次に、ステップS311において、制御部27Aは、建築部材Wの搬送が終了したか否かを判定する。制御部27Aは、ステップS309で算出した建築部材Wの位置に関する情報と、ステップS303で取得した設置位置に関する情報とに基づいて、建築部材Wの搬送が終了したか否かを判定してよい。
建築部材Wの搬送が終了している場合(ステップS311において“YES”)、制御部27Aは、制御処理をステップS312に移行する。建築部材Wの搬送が終了していない場合(ステップS311において“NO”)、制御部27Aは、制御処理をステップS309に移行する。
以上のように、制御部27Aにより建築部材Wの位置に関する情報を算出する処理(つまり、ステップS309)は、移動式クレーン1Bによる建築部材Wの搬送中、連続的又は所定間隔で間欠的に実施されてよい。従って、建築部材Wの位置に関する情報(移動ログともいう。)は、記憶部24に時系列に沿って記憶されてよい。又、周辺環境を撮影する処理は、搬送中の建築部材Wと設置位置との距離が所定距離以内である場合に、連続的又は所定間隔で間欠的に実施されてよい。
次に、ステップS312において、作業者は、建築部材Wから玉掛け用ワイヤロープ1nを外す。
次に、ステップS313において、作業者は、搬送された建築部材の設置作業を行う。
そして、ステップS314において、制御部27Aは、送信画像データ(第一画像データ及び/又は第二画像データ)を、ネットワークNを介して、端末T(図2参照)に送信する。ステップS314において、制御部27Aは、送信画像データとともに、建築部材Wの移動ログを、端末Tに送信してよい。
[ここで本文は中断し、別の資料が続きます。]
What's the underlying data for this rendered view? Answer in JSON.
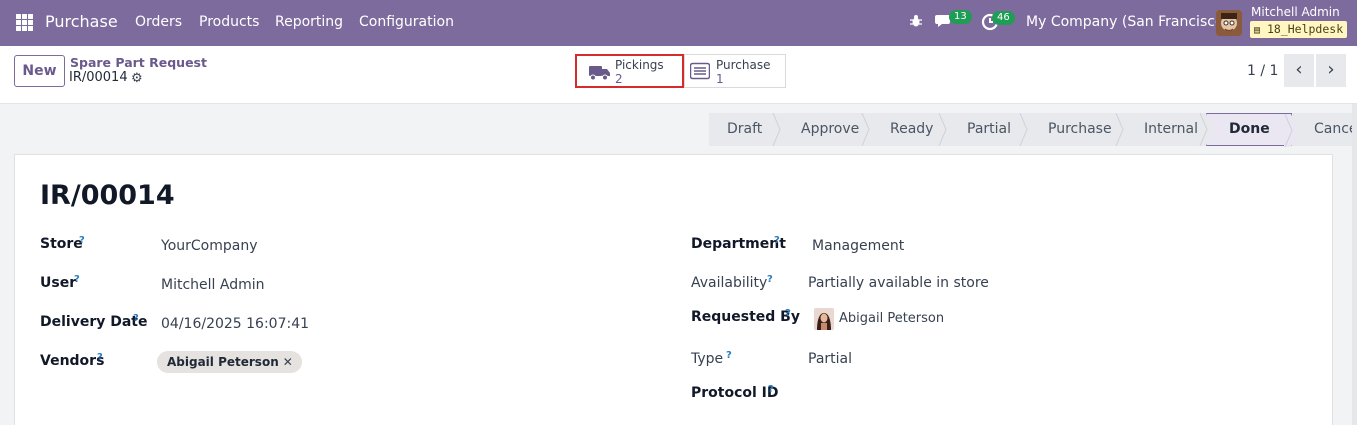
{
  "topbar": {
    "app_name": "Purchase",
    "menu": [
      "Orders",
      "Products",
      "Reporting",
      "Configuration"
    ],
    "messages_count": "13",
    "activities_count": "46",
    "company": "My Company (San Francisco)",
    "user_name": "Mitchell Admin",
    "database": "18_Helpdesk"
  },
  "breadcrumb": {
    "new_label": "New",
    "parent": "Spare Part Request",
    "current": "IR/00014"
  },
  "smart_buttons": [
    {
      "label": "Pickings",
      "value": "2",
      "icon": "truck-icon"
    },
    {
      "label": "Purchase",
      "value": "1",
      "icon": "list-icon"
    }
  ],
  "pager": {
    "text": "1 / 1"
  },
  "status_stages": [
    "Draft",
    "Approve",
    "Ready",
    "Partial",
    "Purchase",
    "Internal",
    "Done",
    "Cancel"
  ],
  "status_current": "Done",
  "form": {
    "title": "IR/00014",
    "left": [
      {
        "label": "Store",
        "value": "YourCompany"
      },
      {
        "label": "User",
        "value": "Mitchell Admin"
      },
      {
        "label": "Delivery Date",
        "value": "04/16/2025 16:07:41"
      },
      {
        "label": "Vendors",
        "value": "Abigail Peterson"
      }
    ],
    "right": [
      {
        "label": "Department",
        "value": "Management"
      },
      {
        "label": "Availability",
        "value": "Partially available in store"
      },
      {
        "label": "Requested By",
        "value": "Abigail Peterson"
      },
      {
        "label": "Type",
        "value": "Partial"
      },
      {
        "label": "Protocol ID",
        "value": ""
      }
    ],
    "help_mark": "?"
  },
  "colors": {
    "accent": "#7d6b9e",
    "highlight_border": "#d52b2b",
    "badge": "#1f9d55"
  }
}
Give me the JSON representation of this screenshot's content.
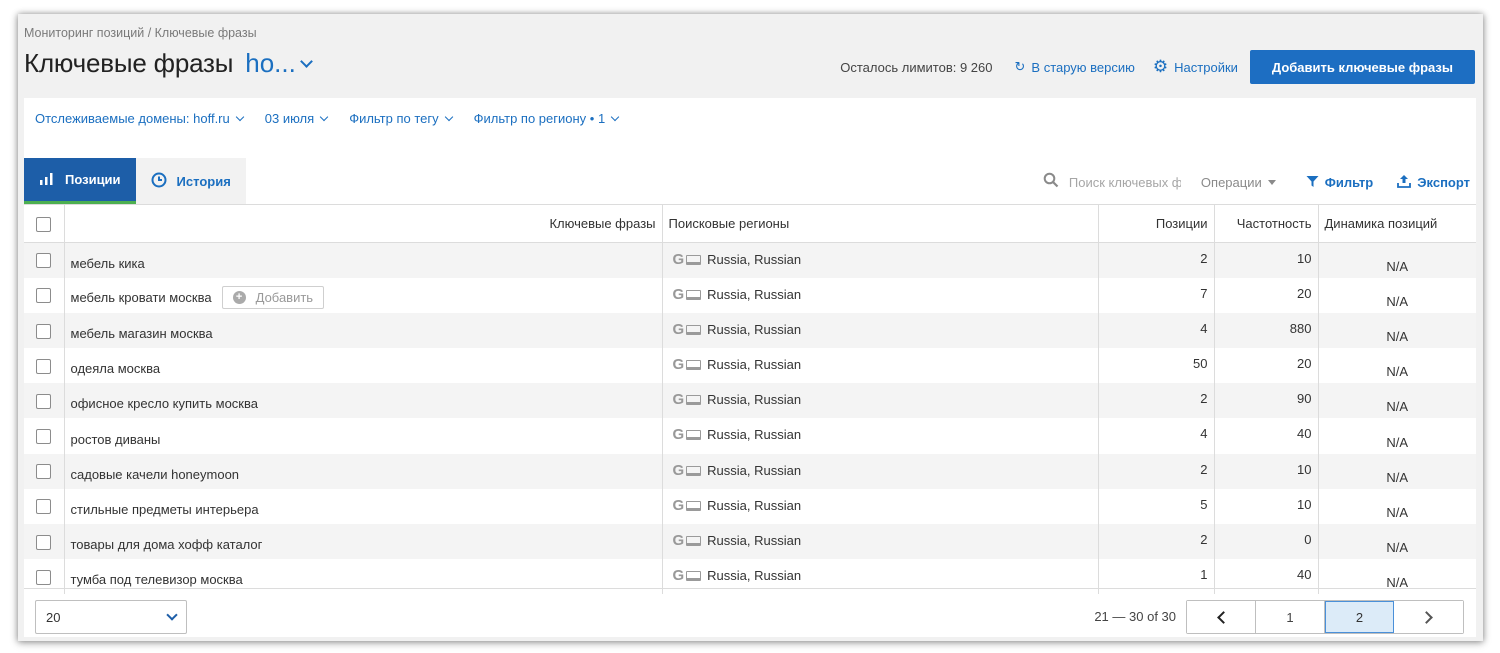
{
  "breadcrumb": "Мониторинг позиций / Ключевые фразы",
  "page_title": "Ключевые фразы",
  "domain_switch": "ho...",
  "header": {
    "limits": "Осталось лимитов: 9 260",
    "old_version": "В старую версию",
    "settings": "Настройки",
    "add_button": "Добавить ключевые фразы"
  },
  "filters": {
    "domains": "Отслеживаемые домены: hoff.ru",
    "date": "03 июля",
    "tag": "Фильтр по тегу",
    "region": "Фильтр по региону • 1"
  },
  "tabs": [
    {
      "label": "Позиции",
      "icon": "bar-chart-icon"
    },
    {
      "label": "История",
      "icon": "clock-icon"
    }
  ],
  "toolbar": {
    "search_placeholder": "Поиск ключевых фраз",
    "operations": "Операции",
    "filter": "Фильтр",
    "export": "Экспорт"
  },
  "table": {
    "headers": {
      "keyword": "Ключевые фразы",
      "regions": "Поисковые регионы",
      "positions": "Позиции",
      "frequency": "Частотность",
      "dynamics": "Динамика позиций"
    },
    "add_tag_label": "Добавить",
    "rows": [
      {
        "keyword": "мебель кика",
        "region": "Russia, Russian",
        "position": "2",
        "frequency": "10",
        "dynamics": "N/A"
      },
      {
        "keyword": "мебель кровати москва",
        "region": "Russia, Russian",
        "position": "7",
        "frequency": "20",
        "dynamics": "N/A"
      },
      {
        "keyword": "мебель магазин москва",
        "region": "Russia, Russian",
        "position": "4",
        "frequency": "880",
        "dynamics": "N/A"
      },
      {
        "keyword": "одеяла москва",
        "region": "Russia, Russian",
        "position": "50",
        "frequency": "20",
        "dynamics": "N/A"
      },
      {
        "keyword": "офисное кресло купить москва",
        "region": "Russia, Russian",
        "position": "2",
        "frequency": "90",
        "dynamics": "N/A"
      },
      {
        "keyword": "ростов диваны",
        "region": "Russia, Russian",
        "position": "4",
        "frequency": "40",
        "dynamics": "N/A"
      },
      {
        "keyword": "садовые качели honeymoon",
        "region": "Russia, Russian",
        "position": "2",
        "frequency": "10",
        "dynamics": "N/A"
      },
      {
        "keyword": "стильные предметы интерьера",
        "region": "Russia, Russian",
        "position": "5",
        "frequency": "10",
        "dynamics": "N/A"
      },
      {
        "keyword": "товары для дома хофф каталог",
        "region": "Russia, Russian",
        "position": "2",
        "frequency": "0",
        "dynamics": "N/A"
      },
      {
        "keyword": "тумба под телевизор москва",
        "region": "Russia, Russian",
        "position": "1",
        "frequency": "40",
        "dynamics": "N/A"
      }
    ]
  },
  "footer": {
    "page_size": "20",
    "range": "21 — 30 of 30",
    "pages": [
      "1",
      "2"
    ],
    "current_page": "2"
  },
  "colors": {
    "accent": "#1b6fc0",
    "button": "#1d6ec2",
    "active_tab": "#1d5ea8",
    "tab_underline": "#4caf50"
  }
}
端末Tにおいて実施される建築物の出来高を算出する方法については、実施形態1と同様である。
<本実施形態の作用・効果>
以上のような構成を有する本実施形態の移動式クレーン1Bによれば、搬送作業に関する種々の情報を、BIM端末BTから取得することにより、移動式クレーン1Bの自動化を実現できる。